2b. In order to also create a self-similarity matrix for each audio file, run

  python convert.py run_keyword filelist_audio.txt config_cqt.ini --self-sim-matrix

The self-similarity matrices are saved in the output/run_keyword folder together with a file ss_matrices_filelist.txt, which lists the paths to the stored matrices (used by the motive extractor in the next step).

Extract Repeated Themes and Sections

The motive extractor reads the file ss_matrices_filelist.txt as generated in the step 2b above. Ensure that you performed that step and also to use the same run_keyword for all steps.

Run the motive extractor using

python extract_motives.py run_keyword -r 2 -th 0.01 -csv jku_csv_files.txt

where depending on the CAE training and the dataset used, different -r and -th values may lead to better results. The found patterns are then written to .segraw files into the folder output/run_keyword. The evaluation using extract_motives_eval.py together with extract_motives.py is currently only implemented for the JKUPDD dataset, as groundtruth annotations and bpm information have to be available. In order to test the full pipeline, see Section Quick Start.

1D Signal Experiment

Training for Audio (Time Domain)

This experiment yields 1D Complex Basis Functions which resemble complex Gabor-like filters.

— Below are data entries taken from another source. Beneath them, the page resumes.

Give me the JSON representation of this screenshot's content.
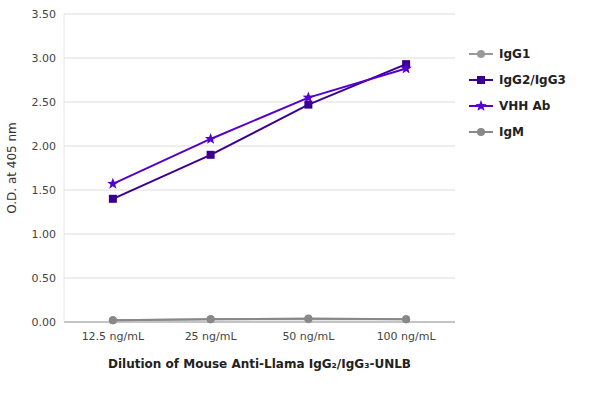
{
  "chart_data": {
    "type": "line",
    "categories": [
      "12.5 ng/mL",
      "25 ng/mL",
      "50 ng/mL",
      "100 ng/mL"
    ],
    "series": [
      {
        "name": "IgG1",
        "values": [
          0.02,
          0.03,
          0.03,
          0.03
        ],
        "color": "#999999",
        "marker": "circle",
        "line_style": "solid"
      },
      {
        "name": "IgG2/IgG3",
        "values": [
          1.4,
          1.9,
          2.47,
          2.93
        ],
        "color": "#3B0090",
        "marker": "square",
        "line_style": "solid"
      },
      {
        "name": "VHH Ab",
        "values": [
          1.57,
          2.08,
          2.55,
          2.88
        ],
        "color": "#5500CC",
        "marker": "star",
        "line_style": "solid"
      },
      {
        "name": "IgM",
        "values": [
          0.02,
          0.03,
          0.04,
          0.03
        ],
        "color": "#888888",
        "marker": "circle",
        "line_style": "solid"
      }
    ],
    "y_label": "O.D. at 405 nm",
    "x_label": "Dilution of Mouse Anti-Llama IgG₂/IgG₃-UNLB",
    "ylim": [
      0.0,
      3.5
    ],
    "yticks": [
      {
        "value": 0.0,
        "label": "0.00"
      },
      {
        "value": 0.5,
        "label": "0.50"
      },
      {
        "value": 1.0,
        "label": "1.00"
      },
      {
        "value": 1.5,
        "label": "1.50"
      },
      {
        "value": 2.0,
        "label": "2.00"
      },
      {
        "value": 2.5,
        "label": "2.50"
      },
      {
        "value": 3.0,
        "label": "3.00"
      },
      {
        "value": 3.5,
        "label": "3.50"
      }
    ],
    "grid": true,
    "legend": "right"
  }
}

  1. Create a text file (or use existing filelist_signal.txt) which lists audio files to convert (see Section Quick Start). Here, only one audio file is sufficient (when all frequencies are present).

  2. Start training using the following command (choose a run_keyword, add --help to list all parameters):

python train.py run_keyword filelist_signal.txt config_signal1D.ini

All results can be found in output/run_keyword.

Rotated MNIST Experiment

Training for Rotated MNIST

This experiment yields basis functions representing the complex Eigenvectors of rotation.

  1. Download the rotated MNIST dataset using this link and place it in the data folder: ./data/mnist_rot.pyc.bz.

  2. Start training using the following command (choose a run_keyword, add --help to list all parameters):

python train.py run_keyword no_filelist config_mnist.ini

All results can be found in output/run_keyword.